Tasca d'Almerita harvests its Grillo grown at 1,980 feet (604 meters) during different periods of ripeness to create an exotic fruit profile supported by a spry backbone of acidity. The wine is fermented in stainless steel then aged four months on its lees. 

Already enticing at first sip, this opened beautifully over the course of two hours. The charismatic nose showcased a distinct saltiness with lemon peel freshness laced with pungent Key lime notes. The palate turns super savory with a leesy, Saltine Cracker flavor complemented by white grapefruit pith and yellow pear skin. The initially lightly ripply, viscous texture is countered by a vague grippiness on the long finish that radiates minerality. This might hold longer, but it's incredibly attractive right now.
Drink: 2020-21

91
Perricone Guarnaccio Sicilia DOC 2017 $20
I have been excited knowing this unusual red was waiting in my wine cellar to be tasted. (I thoroughly enjoyed tasting the 2016.) There's not a lot of Perricone out there, and there is even less of it bottled solo. A victim of phylloxera, it's remained mostly the mainstay grape of Ruby Marsala and the blending partner of varietally labeled Nero d'Avola. However, this bottling shows just how much we're missing when it's not showcased on its own.  

Guarnaccio is the Tenuta Regaleali winemakers' nickname for the grape. Vinified in stainless steel tanks, the wine is aged in second and third passage, 225-liter French oak barriques for twelve months.

This wine has a compelling, seemingly contradictory, restrained lushness. It starts with the attack: the wine glides smoothly onto the palate, making a broad, mouth-filling impression. The initial impact is something like, "Whoa! There's a lot of wine in this wine!" But just as the brain processes this, it turns refreshing - even mouthwatering. The result is incredible harmony. The palate is beautifully balanced, so much so that the suave, supple tannins go almost unnoticed. But, the fruit! There is a cornucopia of fleshy, ripe fruit. It's all black plums and boysenberries at their juiciest. The underlying earthy, minerally tones are accented by a vibratingly fresh, almost alpine-esque note of anise on the medium finish. This medium-bodied wine is super enticing from start to finish and should be a staple for casual dinners. It also sips well with a light chill.
Drink: 2020-23

90
Catarratto Antisa Sicilia DOC 2018 $22
Catarratto is one of the last varieties to be picked at Regaleali, harvested even after the reds have come in. Hence the name Antisa, meaning "hopeful anticipation". The variety, in its various biotypes, cover about one-third of the entire island's grape plantings. As such, it is Sicily's most-planted variety and Italy's second most-planted white grape. 

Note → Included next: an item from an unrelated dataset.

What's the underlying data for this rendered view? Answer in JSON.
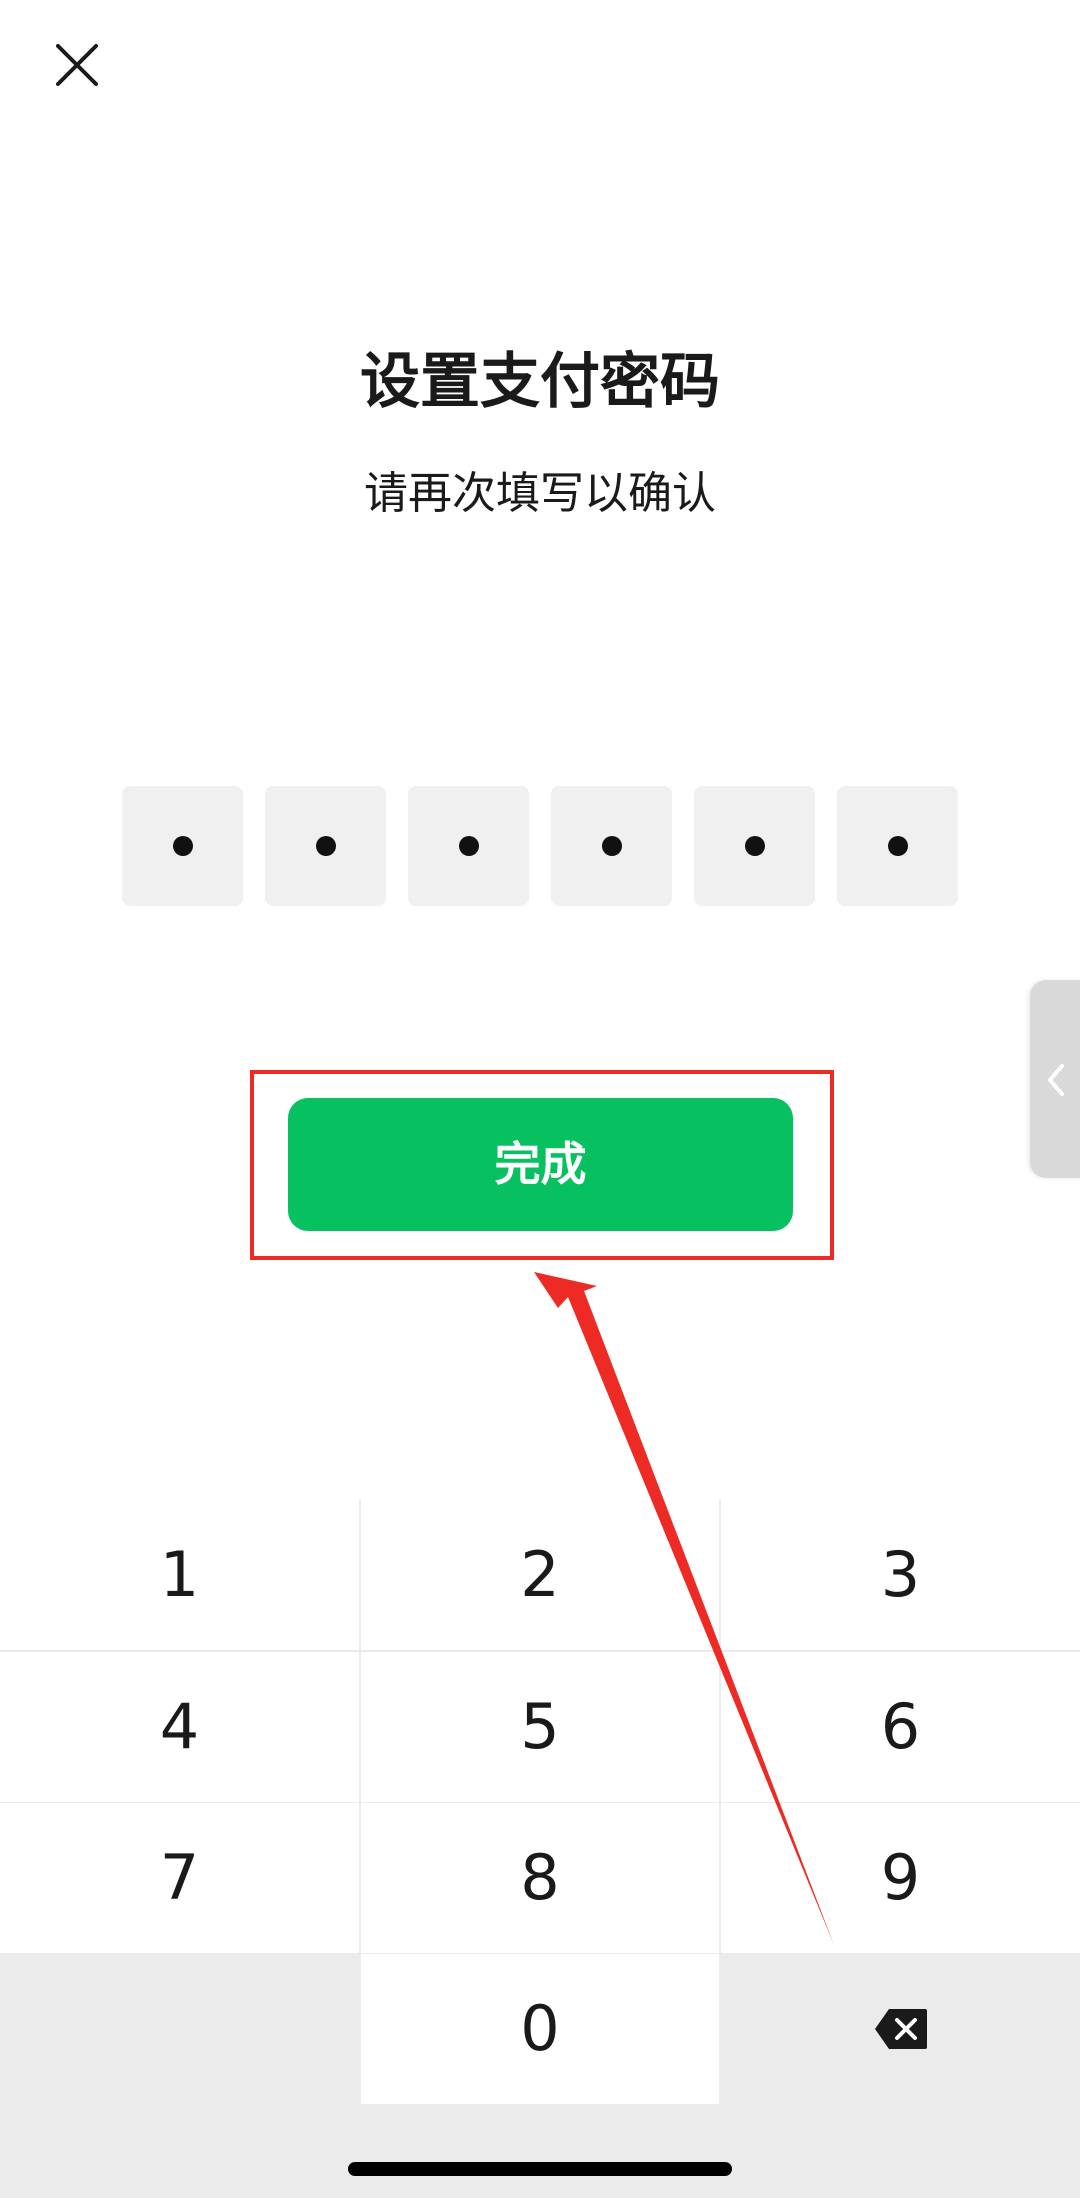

This varietal version was fermented in stainless steel tanks then allowed to age on the lees for four months. Malolactic fermentation was blocked to optimize freshness. It certainly worked!

Moderately aromatic, thanks in part to its elevation of 1,800-2,000 feet (549-610 meters), this wine is delightfully lively expression of Catarratto. It smells of pomelo and yellow plum, accented with sea salt. A savory edge enters on the palate with tinges of celery and straw. The palate presents a wholesome fullness accompanied by a tingly, lifting acidity. The deeply mineral, solid finale freshens the palate with tweaks of appealing bitterness.
Drink: 2020-21

90
Nero d'Avola Lamùri Sicilia DOC 2016 $20
Lamùri means love in the Sicilian dialect, and there’s plenty to love about Nero d'Avola. Actually, the variety masquerades behind the Nero d'Avola name. It was much better known for a very long time as Calabrese, the name under which it is registered in the national Italian grape registry. But, that was then. Now we know it as the black (Nero) grape from Avola (a town on the southeastern coast of Sicily), which is indeed where it is believed to be from. The story of the name Calabrese does not refer to mainland Calabria and is convoluted, and this wine is much too compelling to lose you now. I digress!

This is the workhorse red in the Regaleali stable - in terms of quantities, if nothing else. My previous experiences with it have me thinking of it as an easy-going pizza/mid-week/quaffing kind of wine. (As you'll read below, I think this vintage gives more than that.) Fermented in stainless steel tanks then aged in 225-liter French oak barriques of first, second and third passage for 12 months, this 2016 shows only a light touch of roasted coffee beans and black chocolate resulting from these vessels.  

This wine deserves time to open up; even just ten minutes in the glass really allows it to blossom. I've tasted Lamùri many times, and this is the best one that I have tasted so far. (In fact, it's head-turningly different from the 2015 that I tasted almost two years ago, as well as the others before.) The fruit density saturates the palate with black cherries, black plums, cedar box and unfinished leather. Power is balanced by poise. Though delightfully ripe with rather rounded tannins, acidity sings on the back palate, giving this satisfying, medium-plus bodied wine excellent drinkability. This wine's earthy, minerally finish lingers and, as the ample and polished fruit fades away, a delightful, sandy texture seems to plant itself into the palate.